Application to History
Historians, anthropologists, and architectural historians use the documentation of type as a key to other characteristics in a city, for example events, political control, or economic changes. As theory tells us, when a type evolves over a period of time, this is an indication that conditions in the city have changed. Anne Moudon documents changes in the types of an Alamo Square neighborhood to tell a kind architectural, cultural and economic history. She also identifies the block, lot and street pattern as key to typological continuity. Multiple studies using this method have identified important building types, for example Chinese shophouses, Shanghai's Shikumen housing, terrace housing in Great Britain, Courtyard buildings in France, and the atrium houses found in many hot climates. Atrium types are also important for mosques, shopping malls, and some hotels.

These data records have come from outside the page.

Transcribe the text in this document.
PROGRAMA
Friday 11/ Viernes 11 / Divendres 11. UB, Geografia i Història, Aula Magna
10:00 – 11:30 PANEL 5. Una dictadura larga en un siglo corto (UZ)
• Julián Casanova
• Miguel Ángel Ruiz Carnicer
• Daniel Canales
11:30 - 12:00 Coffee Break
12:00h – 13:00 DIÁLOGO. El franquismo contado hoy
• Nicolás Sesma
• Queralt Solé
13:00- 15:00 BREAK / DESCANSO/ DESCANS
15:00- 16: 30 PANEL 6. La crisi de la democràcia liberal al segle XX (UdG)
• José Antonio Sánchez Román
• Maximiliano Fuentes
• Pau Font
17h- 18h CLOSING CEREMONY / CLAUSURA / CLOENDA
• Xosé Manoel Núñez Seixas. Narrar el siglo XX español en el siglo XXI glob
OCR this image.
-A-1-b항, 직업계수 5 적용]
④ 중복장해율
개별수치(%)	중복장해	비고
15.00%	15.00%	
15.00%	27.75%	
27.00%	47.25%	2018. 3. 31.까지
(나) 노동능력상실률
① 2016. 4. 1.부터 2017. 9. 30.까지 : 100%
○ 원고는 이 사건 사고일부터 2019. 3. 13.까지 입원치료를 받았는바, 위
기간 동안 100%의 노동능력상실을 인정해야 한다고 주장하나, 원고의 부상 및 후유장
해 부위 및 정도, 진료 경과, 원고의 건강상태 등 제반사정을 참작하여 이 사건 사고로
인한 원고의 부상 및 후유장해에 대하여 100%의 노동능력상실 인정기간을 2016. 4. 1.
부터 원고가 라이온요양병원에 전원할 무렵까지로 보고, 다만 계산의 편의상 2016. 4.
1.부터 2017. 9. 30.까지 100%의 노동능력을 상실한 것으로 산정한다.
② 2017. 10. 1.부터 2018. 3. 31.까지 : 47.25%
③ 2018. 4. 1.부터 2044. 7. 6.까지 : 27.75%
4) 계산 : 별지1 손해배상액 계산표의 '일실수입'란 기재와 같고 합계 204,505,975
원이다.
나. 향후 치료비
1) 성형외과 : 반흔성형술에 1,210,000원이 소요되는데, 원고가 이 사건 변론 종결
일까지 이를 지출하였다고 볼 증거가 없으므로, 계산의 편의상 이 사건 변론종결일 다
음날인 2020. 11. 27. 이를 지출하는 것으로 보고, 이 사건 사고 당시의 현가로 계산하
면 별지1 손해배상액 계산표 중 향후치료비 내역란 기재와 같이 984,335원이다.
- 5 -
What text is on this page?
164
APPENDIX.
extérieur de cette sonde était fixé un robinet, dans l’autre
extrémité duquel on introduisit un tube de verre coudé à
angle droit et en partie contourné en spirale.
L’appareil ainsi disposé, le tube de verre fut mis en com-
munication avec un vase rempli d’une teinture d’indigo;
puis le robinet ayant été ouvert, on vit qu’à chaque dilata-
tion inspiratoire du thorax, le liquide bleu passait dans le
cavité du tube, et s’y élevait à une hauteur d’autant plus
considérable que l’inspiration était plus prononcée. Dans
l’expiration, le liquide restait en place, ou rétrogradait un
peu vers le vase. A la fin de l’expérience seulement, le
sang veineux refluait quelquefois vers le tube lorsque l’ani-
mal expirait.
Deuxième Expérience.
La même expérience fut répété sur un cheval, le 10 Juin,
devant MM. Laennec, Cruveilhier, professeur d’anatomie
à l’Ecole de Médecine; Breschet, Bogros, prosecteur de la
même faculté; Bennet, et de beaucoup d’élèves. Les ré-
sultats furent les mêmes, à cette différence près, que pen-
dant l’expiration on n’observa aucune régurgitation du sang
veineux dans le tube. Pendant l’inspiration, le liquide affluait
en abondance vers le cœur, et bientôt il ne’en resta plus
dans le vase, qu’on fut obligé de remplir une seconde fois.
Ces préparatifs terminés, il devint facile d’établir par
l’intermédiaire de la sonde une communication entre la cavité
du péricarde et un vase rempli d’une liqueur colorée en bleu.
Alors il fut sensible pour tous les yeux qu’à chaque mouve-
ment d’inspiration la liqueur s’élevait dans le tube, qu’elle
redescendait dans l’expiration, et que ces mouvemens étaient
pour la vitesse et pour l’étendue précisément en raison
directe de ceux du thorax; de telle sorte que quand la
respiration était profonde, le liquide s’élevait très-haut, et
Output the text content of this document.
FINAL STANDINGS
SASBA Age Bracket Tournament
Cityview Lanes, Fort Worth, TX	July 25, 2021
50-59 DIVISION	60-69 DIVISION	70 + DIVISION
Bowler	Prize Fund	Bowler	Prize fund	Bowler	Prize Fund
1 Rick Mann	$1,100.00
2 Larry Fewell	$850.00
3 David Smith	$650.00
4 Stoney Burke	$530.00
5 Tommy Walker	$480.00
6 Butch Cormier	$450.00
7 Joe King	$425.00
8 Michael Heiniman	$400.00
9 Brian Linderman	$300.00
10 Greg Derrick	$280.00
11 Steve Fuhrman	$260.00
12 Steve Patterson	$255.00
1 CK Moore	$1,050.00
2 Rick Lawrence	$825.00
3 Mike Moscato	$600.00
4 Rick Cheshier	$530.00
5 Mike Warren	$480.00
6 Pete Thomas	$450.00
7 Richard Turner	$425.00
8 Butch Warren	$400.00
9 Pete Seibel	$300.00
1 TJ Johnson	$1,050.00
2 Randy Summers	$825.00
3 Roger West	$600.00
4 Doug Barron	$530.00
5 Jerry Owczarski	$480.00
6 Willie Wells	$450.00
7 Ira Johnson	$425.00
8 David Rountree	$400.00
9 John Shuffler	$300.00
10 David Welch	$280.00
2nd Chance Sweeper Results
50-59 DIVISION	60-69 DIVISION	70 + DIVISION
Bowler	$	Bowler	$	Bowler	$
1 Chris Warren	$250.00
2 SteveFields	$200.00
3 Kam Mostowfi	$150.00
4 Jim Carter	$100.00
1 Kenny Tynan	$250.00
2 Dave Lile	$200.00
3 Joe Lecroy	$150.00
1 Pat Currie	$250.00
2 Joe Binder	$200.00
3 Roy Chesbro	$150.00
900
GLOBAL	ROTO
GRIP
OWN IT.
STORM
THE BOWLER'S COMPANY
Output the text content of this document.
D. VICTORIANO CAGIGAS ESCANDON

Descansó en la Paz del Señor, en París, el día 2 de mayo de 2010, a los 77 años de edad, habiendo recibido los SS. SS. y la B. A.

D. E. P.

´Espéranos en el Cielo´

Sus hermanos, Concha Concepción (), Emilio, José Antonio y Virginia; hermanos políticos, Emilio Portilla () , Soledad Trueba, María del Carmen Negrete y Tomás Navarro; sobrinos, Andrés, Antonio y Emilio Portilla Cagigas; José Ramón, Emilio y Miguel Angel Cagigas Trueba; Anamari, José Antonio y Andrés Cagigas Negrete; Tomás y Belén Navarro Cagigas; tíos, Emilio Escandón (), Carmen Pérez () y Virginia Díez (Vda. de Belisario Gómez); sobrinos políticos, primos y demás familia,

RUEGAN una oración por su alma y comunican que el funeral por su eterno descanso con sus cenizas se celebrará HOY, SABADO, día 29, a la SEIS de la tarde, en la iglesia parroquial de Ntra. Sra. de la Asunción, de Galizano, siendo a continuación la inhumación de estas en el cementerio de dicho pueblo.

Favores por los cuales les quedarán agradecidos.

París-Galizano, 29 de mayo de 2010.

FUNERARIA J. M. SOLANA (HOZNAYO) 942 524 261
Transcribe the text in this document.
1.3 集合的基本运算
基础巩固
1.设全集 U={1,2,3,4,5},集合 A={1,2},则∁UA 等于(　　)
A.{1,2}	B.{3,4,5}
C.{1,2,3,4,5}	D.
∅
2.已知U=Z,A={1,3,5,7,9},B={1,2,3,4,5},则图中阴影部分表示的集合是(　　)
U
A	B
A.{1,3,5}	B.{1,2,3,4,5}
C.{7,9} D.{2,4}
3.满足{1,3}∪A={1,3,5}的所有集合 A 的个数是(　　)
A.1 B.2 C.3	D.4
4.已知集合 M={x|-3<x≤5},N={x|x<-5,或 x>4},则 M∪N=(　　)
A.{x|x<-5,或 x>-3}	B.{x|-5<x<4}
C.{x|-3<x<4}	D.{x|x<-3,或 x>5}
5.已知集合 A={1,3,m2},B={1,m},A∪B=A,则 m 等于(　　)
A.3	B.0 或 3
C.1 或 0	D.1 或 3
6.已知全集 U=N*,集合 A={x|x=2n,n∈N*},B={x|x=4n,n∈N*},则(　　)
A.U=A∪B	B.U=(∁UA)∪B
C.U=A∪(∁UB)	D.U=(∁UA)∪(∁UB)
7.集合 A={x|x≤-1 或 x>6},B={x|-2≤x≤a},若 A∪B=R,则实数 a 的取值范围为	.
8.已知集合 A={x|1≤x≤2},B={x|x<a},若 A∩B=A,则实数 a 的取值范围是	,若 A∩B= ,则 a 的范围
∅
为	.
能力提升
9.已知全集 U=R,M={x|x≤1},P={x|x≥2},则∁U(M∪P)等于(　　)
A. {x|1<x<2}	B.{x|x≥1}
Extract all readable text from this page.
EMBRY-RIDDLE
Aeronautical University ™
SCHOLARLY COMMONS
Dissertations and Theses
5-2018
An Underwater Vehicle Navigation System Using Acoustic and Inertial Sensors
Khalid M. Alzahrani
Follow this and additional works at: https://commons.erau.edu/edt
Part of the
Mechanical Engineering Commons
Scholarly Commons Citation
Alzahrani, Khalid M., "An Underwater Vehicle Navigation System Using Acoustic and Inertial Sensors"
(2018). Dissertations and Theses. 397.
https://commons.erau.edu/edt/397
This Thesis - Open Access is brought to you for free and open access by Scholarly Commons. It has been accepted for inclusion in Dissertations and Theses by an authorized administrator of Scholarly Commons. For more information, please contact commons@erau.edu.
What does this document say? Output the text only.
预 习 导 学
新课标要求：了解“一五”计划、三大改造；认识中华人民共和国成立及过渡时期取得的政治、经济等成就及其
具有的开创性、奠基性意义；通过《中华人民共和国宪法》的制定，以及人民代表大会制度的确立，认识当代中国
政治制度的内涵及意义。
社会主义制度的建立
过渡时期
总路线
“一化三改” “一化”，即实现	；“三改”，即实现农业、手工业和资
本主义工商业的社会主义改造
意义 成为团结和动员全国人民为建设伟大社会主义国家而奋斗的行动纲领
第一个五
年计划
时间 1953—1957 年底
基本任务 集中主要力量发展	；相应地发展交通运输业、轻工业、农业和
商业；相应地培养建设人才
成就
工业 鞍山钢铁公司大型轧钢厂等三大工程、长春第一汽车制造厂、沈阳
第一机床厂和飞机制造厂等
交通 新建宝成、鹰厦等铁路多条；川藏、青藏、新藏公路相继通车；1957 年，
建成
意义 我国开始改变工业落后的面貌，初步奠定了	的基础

Application to Building Design

Building types are critical to architects because they are a starting point for designing. One need not reinvent the form if a common building type, say an office building, is wanted. Most architects develop a sense of common building types over time, even without acknowledging their importance. Architects know the approximate dimensions, bulk, site placement, and internal circulation that dictates most types. This allows them to work quickly to determine the parts of the design problem which are unique:  material, orientation, structure, specific dimensions, entrance, and so on. One school of thought in Italy, started by Saverio Muratori, recognizes the importance of typology in providing continuity in the city. These architects have been influential in recognizing the role of type for modern architecture, where the newest buildings are encouraged to actively assimilate many typological characteristics, without imitating historical styles.

"A Pattern Language"
A unique example of formal typological classification is A Pattern Language developed by Christopher Alexander. While Alexander does not focus on classifying complete buildings by type, he instead breaks down buildings into their components and then classifies those components by their essential qualities, which he calls "patterns." [More explanation needed.]

Application to Urban Design
Common types are the building blocks of the city. Usually, a neighborhood streets and lots are laid out so that the common type can be built there. This occurs today in suburban subdivisions, but it has been a pattern in history, as well. This combination of types, streets and lots is called an urban tissue, or a plan unit. When studying a city, a designer identifies the common tissue patterns in place and may decide to link to them, imitate them, or otherwise recognize them as an historical artifact. A movement of urban theorists and practitioners in the US, New Urbanism, has identified building typology as a key to defining more user-friendly places. In trying to preserve neighborhoods or building new ones, building types once again become the building blocks of the city, and may be codified in law as form-based codes.